If you have a related question, please click the "Ask a related question" button in the top right corner. The newly created question will be automatically linked to this question.

LMK04832-SP: Dual loop performance versus Single loop performance

Part Number: LMK04832-SP

Hello, how are you?


I want to ask you a question. We are working on a design of LMK04832-SP in dual loop mode.We made some tests about that mode and we noticed the PLL2 single loop mode has a better performance than dual loop mode. We are working with PLLatinum, we made all our test in PLLatinum, dual mode and single mode, and we can simulate the PLL2 single loop performance from the datasheet with PLLatinum. See the figures below.

-------------------------------------------------------------------------------------------------------------------------
Simulate datasheet performance at 3200Mhz pll2 single mode

-------------------------------------------------------------------------------------------------------------------

Dual modo perfomance at 1600Mhz

In my Dual mode case, we have a XO of 100Mhz in the input of PLL1, the input of PLL2 is the output of PLL1.

-------------------------------------------------------------------------------------------------------------------

PLL2 Single modo perfomance at 1600Mhz

In my PLL2 single mode case I have a XO of 100Mhz in the input of PLL2.

-------------------------------------------------------------------------------------------------------------------

We've read in the datasheet that the dual loop PLL architecture should provide the lowest jitter performance, but based on our simulations we are obtaining the opposite results.

Do you know why is that? We want to understand why the Single mode performance is better than dual mode.

Best.
Facundo Cosentino

  • There's two things going on here:

    1) PLLatinum Sim measurements were taken from the OSCout port, since this is typically where the VCXO in the PLL1 loop would be extracted to other devices. However, the OSCout buffer noise floor is actually not that great; you can see that the VCXO noise is significantly lower at the floor than the OSCout noise floor as presented in the PLL1 simulation. This means that when you extract the output results of PLL1 and provide it as OSC source to PLL2, you see an elevated noise floor contributing to the PLL/VCO noise total. In advanced simulation mode, you can actually disable the output buffer contribution to the overall noise (or alternately, adjust it to about -167dBc/Hz for the 100MHz case, ±3dB/octave relative to VCXO frequency) and you would get a more accurate representation of the noise floor seen at the OSCin port and the PLL2 phase detector reference port. This explains a lot of the problem you're seeing, but probably not all of it.

    2) If you have a super-clean 100MHz OCXO or TCXO reference, and you try to lock it to a 100MHz VCXO PLL first with the intent of "jitter-cleaning" the OCXO... it's probably not going to improve your jitter, because the OCXO started cleaner than the VCXO could ever achieve.

    The thing TI calls "dual-loop/jitter cleaner" should really be described as a cascaded configuration, which can have jitter cleaning or frequency multiplying effects depending on the input reference characteristics relative to the required outputs.

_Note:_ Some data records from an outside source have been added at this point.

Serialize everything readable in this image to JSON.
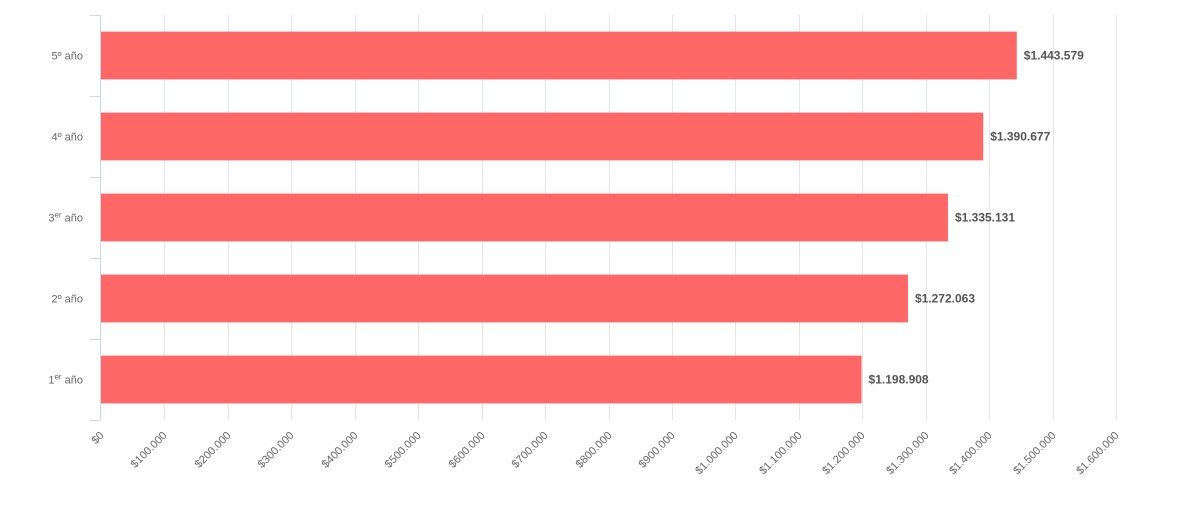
{
  "chart_data": {
    "type": "bar",
    "orientation": "horizontal",
    "categories": [
      {
        "main": "5º año",
        "sup": ""
      },
      {
        "main": "4º año",
        "sup": ""
      },
      {
        "main": "3",
        "sup": "er",
        "suffix": " año"
      },
      {
        "main": "2º año",
        "sup": ""
      },
      {
        "main": "1",
        "sup": "er",
        "suffix": " año"
      }
    ],
    "values": [
      1443579,
      1390677,
      1335131,
      1272063,
      1198908
    ],
    "value_labels": [
      "$1.443.579",
      "$1.390.677",
      "$1.335.131",
      "$1.272.063",
      "$1.198.908"
    ],
    "x_ticks": [
      "$0",
      "$100.000",
      "$200.000",
      "$300.000",
      "$400.000",
      "$500.000",
      "$600.000",
      "$700.000",
      "$800.000",
      "$900.000",
      "$1.000.000",
      "$1.100.000",
      "$1.200.000",
      "$1.300.000",
      "$1.400.000",
      "$1.500.000",
      "$1.600.000"
    ],
    "xlim": [
      0,
      1600000
    ],
    "grid": true,
    "bar_color": "#ff6666",
    "title": "",
    "xlabel": "",
    "ylabel": ""
  }
}
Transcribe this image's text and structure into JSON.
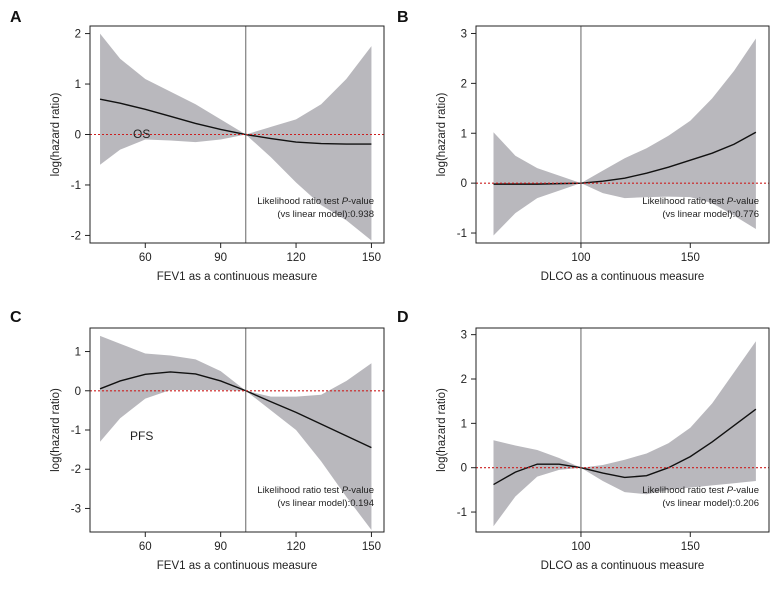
{
  "row_labels": [
    "OS",
    "PFS"
  ],
  "chart_data": [
    {
      "panel": "A",
      "type": "line",
      "xlabel": "FEV1 as a continuous measure",
      "ylabel": "log(hazard ratio)",
      "xlim": [
        38,
        155
      ],
      "ylim": [
        -2.15,
        2.15
      ],
      "xticks": [
        60,
        90,
        120,
        150
      ],
      "yticks": [
        -2,
        -1,
        0,
        1,
        2
      ],
      "reference_x": 100,
      "reference_y": 0,
      "annotation": [
        "Likelihood ratio test ",
        "P",
        "-value",
        "(vs linear model):0.938"
      ],
      "series": [
        {
          "x": [
            42,
            50,
            60,
            70,
            80,
            90,
            100,
            110,
            120,
            130,
            140,
            150
          ],
          "values": [
            0.7,
            0.62,
            0.5,
            0.36,
            0.22,
            0.1,
            0.0,
            -0.08,
            -0.15,
            -0.18,
            -0.19,
            -0.19
          ],
          "lower": [
            -0.6,
            -0.3,
            -0.1,
            -0.12,
            -0.15,
            -0.1,
            0.0,
            -0.45,
            -0.95,
            -1.4,
            -1.7,
            -2.1
          ],
          "upper": [
            2.0,
            1.5,
            1.1,
            0.85,
            0.6,
            0.3,
            0.0,
            0.15,
            0.3,
            0.6,
            1.1,
            1.75
          ]
        }
      ]
    },
    {
      "panel": "B",
      "type": "line",
      "xlabel": "DLCO as a continuous measure",
      "ylabel": "log(hazard ratio)",
      "xlim": [
        52,
        186
      ],
      "ylim": [
        -1.2,
        3.15
      ],
      "xticks": [
        100,
        150
      ],
      "yticks": [
        -1,
        0,
        1,
        2,
        3
      ],
      "reference_x": 100,
      "reference_y": 0,
      "annotation": [
        "Likelihood ratio test ",
        "P",
        "-value",
        "(vs linear model):0.776"
      ],
      "series": [
        {
          "x": [
            60,
            70,
            80,
            90,
            100,
            110,
            120,
            130,
            140,
            150,
            160,
            170,
            180
          ],
          "values": [
            -0.02,
            -0.02,
            -0.02,
            -0.01,
            0.0,
            0.04,
            0.1,
            0.2,
            0.32,
            0.46,
            0.6,
            0.78,
            1.02
          ],
          "lower": [
            -1.05,
            -0.6,
            -0.3,
            -0.15,
            0.0,
            -0.2,
            -0.3,
            -0.28,
            -0.27,
            -0.28,
            -0.4,
            -0.65,
            -0.92
          ],
          "upper": [
            1.02,
            0.55,
            0.3,
            0.15,
            0.0,
            0.25,
            0.5,
            0.7,
            0.95,
            1.25,
            1.7,
            2.25,
            2.9
          ]
        }
      ]
    },
    {
      "panel": "C",
      "type": "line",
      "xlabel": "FEV1 as a continuous measure",
      "ylabel": "log(hazard ratio)",
      "xlim": [
        38,
        155
      ],
      "ylim": [
        -3.6,
        1.6
      ],
      "xticks": [
        60,
        90,
        120,
        150
      ],
      "yticks": [
        -3,
        -2,
        -1,
        0,
        1
      ],
      "reference_x": 100,
      "reference_y": 0,
      "annotation": [
        "Likelihood ratio test ",
        "P",
        "-value",
        "(vs linear model):0.194"
      ],
      "series": [
        {
          "x": [
            42,
            50,
            60,
            70,
            80,
            90,
            100,
            110,
            120,
            130,
            140,
            150
          ],
          "values": [
            0.05,
            0.25,
            0.42,
            0.48,
            0.43,
            0.25,
            0.0,
            -0.28,
            -0.55,
            -0.85,
            -1.15,
            -1.45
          ],
          "lower": [
            -1.3,
            -0.7,
            -0.2,
            0.02,
            0.02,
            0.02,
            0.0,
            -0.5,
            -1.0,
            -1.8,
            -2.7,
            -3.55
          ],
          "upper": [
            1.4,
            1.2,
            0.95,
            0.9,
            0.8,
            0.5,
            0.0,
            -0.15,
            -0.15,
            -0.1,
            0.25,
            0.7
          ]
        }
      ]
    },
    {
      "panel": "D",
      "type": "line",
      "xlabel": "DLCO as a continuous measure",
      "ylabel": "log(hazard ratio)",
      "xlim": [
        52,
        186
      ],
      "ylim": [
        -1.45,
        3.15
      ],
      "xticks": [
        100,
        150
      ],
      "yticks": [
        -1,
        0,
        1,
        2,
        3
      ],
      "reference_x": 100,
      "reference_y": 0,
      "annotation": [
        "Likelihood ratio test ",
        "P",
        "-value",
        "(vs linear model):0.206"
      ],
      "series": [
        {
          "x": [
            60,
            70,
            80,
            90,
            100,
            110,
            120,
            130,
            140,
            150,
            160,
            170,
            180
          ],
          "values": [
            -0.38,
            -0.1,
            0.08,
            0.08,
            0.0,
            -0.12,
            -0.22,
            -0.18,
            0.0,
            0.25,
            0.58,
            0.95,
            1.32
          ],
          "lower": [
            -1.32,
            -0.65,
            -0.2,
            -0.05,
            0.0,
            -0.3,
            -0.55,
            -0.6,
            -0.5,
            -0.45,
            -0.4,
            -0.35,
            -0.3
          ],
          "upper": [
            0.62,
            0.5,
            0.4,
            0.22,
            0.0,
            0.06,
            0.18,
            0.32,
            0.55,
            0.9,
            1.45,
            2.15,
            2.85
          ]
        }
      ]
    }
  ]
}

In general, cascading PLLs will necessarily add the noise of two PLLs and two VCOs to your reference. In certain limited circumstances, however, the PLL noise above the loop bandwidth is an improvement over the reference noise below the loop bandwidth. For instance, recovered clocks, or clocks that have excellent close-in offset noise but a terrible output buffer for distribution, might be improved by substituting the high-noise portion of the farther-out offsets with a low loop-bandwidth VCXO. Alternately, you may have an extremely clean 10MHz reference, but require a 2457.6MHz output clock; in this case PLL1 could be used as a low-bandwidth PLL with a low phase detector frequency that stays locked to the 10MHz reference, but which substitutes the large input reference multiplication that would otherwise take place in PLL2 with a higher-frequency 122.88MHz or 245.76MHz VCXO. That way PLL2 phase detector frequency can be maximized and PLL2 loop bandwidth can be greatly increased, which generally pushes down the PLL2 noise contribution; and there's no substantial reference noise multiplication from PLL1, since the loop bandwidth is low enough that nearly all contributing noise is VCXO noise. The key takeaway is that, even though the cascaded architecture is necessarily going to add noise over the single-loop architecture, in certain cases due to suboptimal reference frequency or noise characteristics, the added noise of a cascaded architecture may be less than the reference noise of the single-loop architecture.

    If your reference is clean and close to the maximum acceptable phase detector frequency of PLL2, there's typically no benefit from using the cascaded architecture.